Deux documentaires reviennent sur l'histoire de l'hebdomadaire satirique et surtout son importance. Le Rire en éclats replace Charlie Hebdo dans le contexte des époques que le journal a traversées. Le film raconte les soubresauts de l'histoire de Charlie, le premier dépôt de bilan, l'épisode des caricatures en 2006, l'incendie des locaux en 2011, mais, surtout, il nous rappelle l'importance du rire dans notre société. Et le danger de le voir disparaître au nom d'une morale qui tient plutôt du renoncement. «On ne se force pas à Charlie, on est comme ça»,raconte Cabu lors d'une conférence de rédaction qui ouvre le film. Mais ils ont beau être comme ça, ils ont entre les mains une arme redoutable : la caricature.

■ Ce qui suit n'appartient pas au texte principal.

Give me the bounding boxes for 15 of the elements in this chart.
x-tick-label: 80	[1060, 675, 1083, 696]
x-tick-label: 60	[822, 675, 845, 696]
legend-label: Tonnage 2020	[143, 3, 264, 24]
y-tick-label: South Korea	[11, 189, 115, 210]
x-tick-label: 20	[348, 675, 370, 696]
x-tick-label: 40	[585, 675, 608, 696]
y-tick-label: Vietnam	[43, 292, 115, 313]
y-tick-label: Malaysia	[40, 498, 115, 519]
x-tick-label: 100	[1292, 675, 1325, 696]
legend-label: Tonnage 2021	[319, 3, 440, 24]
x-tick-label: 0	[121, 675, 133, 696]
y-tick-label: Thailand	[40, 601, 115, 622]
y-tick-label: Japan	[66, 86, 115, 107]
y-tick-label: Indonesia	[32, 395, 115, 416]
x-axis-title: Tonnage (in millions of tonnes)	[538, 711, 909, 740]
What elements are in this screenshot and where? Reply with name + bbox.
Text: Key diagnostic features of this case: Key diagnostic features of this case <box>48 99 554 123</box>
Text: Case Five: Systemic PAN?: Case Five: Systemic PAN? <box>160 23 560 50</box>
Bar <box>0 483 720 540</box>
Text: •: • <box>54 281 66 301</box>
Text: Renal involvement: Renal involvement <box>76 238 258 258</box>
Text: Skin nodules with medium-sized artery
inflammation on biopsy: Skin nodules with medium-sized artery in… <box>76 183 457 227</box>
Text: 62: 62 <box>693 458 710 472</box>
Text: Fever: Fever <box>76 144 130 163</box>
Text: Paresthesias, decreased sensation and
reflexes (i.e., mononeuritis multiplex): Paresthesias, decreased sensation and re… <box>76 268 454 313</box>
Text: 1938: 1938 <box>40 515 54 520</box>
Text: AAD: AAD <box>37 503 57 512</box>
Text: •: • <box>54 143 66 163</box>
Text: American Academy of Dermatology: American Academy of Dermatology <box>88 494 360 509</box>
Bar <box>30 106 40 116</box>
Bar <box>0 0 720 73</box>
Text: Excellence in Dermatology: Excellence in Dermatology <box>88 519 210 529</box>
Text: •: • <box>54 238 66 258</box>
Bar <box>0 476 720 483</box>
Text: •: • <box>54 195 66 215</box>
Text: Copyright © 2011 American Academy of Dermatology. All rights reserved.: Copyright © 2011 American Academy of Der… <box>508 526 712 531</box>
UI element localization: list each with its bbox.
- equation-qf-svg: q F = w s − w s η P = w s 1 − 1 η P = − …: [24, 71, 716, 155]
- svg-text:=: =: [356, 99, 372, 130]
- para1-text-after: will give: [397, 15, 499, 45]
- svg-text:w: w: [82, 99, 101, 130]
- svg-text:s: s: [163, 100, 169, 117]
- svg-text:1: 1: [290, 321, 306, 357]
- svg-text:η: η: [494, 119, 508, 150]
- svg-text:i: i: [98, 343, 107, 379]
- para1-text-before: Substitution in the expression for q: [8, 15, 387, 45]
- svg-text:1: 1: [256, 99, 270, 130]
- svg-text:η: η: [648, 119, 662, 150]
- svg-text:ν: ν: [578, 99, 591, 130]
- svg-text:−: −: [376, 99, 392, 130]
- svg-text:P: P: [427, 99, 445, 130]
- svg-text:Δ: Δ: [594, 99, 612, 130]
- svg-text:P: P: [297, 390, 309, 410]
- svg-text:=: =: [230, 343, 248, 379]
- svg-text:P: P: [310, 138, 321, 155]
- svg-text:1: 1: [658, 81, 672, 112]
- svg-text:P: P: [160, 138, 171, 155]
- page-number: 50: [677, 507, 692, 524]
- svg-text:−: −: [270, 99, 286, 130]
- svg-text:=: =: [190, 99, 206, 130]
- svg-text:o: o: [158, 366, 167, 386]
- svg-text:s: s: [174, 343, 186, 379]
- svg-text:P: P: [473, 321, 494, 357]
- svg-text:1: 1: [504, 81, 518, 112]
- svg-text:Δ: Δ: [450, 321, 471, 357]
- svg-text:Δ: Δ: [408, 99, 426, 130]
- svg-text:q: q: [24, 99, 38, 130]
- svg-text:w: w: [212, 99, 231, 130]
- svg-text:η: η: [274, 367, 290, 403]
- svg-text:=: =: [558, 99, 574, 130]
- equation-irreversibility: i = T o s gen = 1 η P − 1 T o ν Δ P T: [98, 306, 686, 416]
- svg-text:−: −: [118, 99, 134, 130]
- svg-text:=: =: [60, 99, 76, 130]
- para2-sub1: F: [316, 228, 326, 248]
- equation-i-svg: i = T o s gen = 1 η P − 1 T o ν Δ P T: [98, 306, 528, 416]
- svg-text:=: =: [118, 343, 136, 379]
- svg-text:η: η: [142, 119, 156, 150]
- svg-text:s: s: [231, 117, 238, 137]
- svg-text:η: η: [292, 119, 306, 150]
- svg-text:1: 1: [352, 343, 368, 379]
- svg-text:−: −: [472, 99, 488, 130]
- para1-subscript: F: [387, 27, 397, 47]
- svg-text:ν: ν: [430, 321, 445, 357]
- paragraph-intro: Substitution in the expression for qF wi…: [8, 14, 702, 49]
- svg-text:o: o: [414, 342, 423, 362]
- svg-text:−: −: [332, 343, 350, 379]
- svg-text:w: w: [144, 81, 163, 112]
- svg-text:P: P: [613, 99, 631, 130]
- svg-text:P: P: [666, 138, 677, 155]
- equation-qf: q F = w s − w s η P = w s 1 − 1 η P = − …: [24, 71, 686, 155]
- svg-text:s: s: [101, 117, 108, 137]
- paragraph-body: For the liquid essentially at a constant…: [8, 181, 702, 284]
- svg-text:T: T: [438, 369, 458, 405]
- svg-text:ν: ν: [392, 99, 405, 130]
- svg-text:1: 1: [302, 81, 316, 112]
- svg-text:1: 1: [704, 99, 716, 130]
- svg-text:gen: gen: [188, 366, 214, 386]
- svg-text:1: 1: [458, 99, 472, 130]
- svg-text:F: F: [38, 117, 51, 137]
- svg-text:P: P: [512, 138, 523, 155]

«C'est le sommet de l'art démocratique, rappelle l'historien Marcel Gauchet, un des nombreux brillants intervenants de ce documentaire. Elle suppose une capacité d'autodérision et d'accepter des opinions qui vous sont contraires.» Et la défense de cette liberté ne supporte pas l'approximation. «Dire "je suis pour la liberté mais" , c'est de la lâcheté avec les contours de la pondération, explique le philosophe Raphaël Enthoven. C'est une démission maquillée.» Ce documentaire tisse une toile à la fois philosophique et historique de la satire dans le monde d'aujourd'hui. Et montre comment Charlie Hebdo s'est retrouvé en première ligne en notre nom à tous.
En complément, Charlie 712 est une plongée dans l'histoire d'un numéro de l'hebdomadaire qui a changé l'histoire. La sienne. La nôtre. En février 2006, Jérôme Lambert et Philippe Picard tournent un portrait de Cabu. Le hasard fait que le tournage se passe au moment où le journal s'apprête à publier les caricatures de Mahomet qui ont mis le feu au monde musulman. Les images, qu'ils avaient peu utilisées à l'époque, sont devenues des documents historiques. Pas de voix-off, on suit juste la conférence de rédaction et le bouclage. Des hommes et des femmes qui se marrent autant qu'ils ont conscience de défendre quelque chose d'essentiel. Et cette petite phrase de Wolinski qui va résonner longtemps à nos oreilles : «On a de la chance, la France est un paradis, c'est le seul pays où il peut y avoir un Charlie Hebdo.»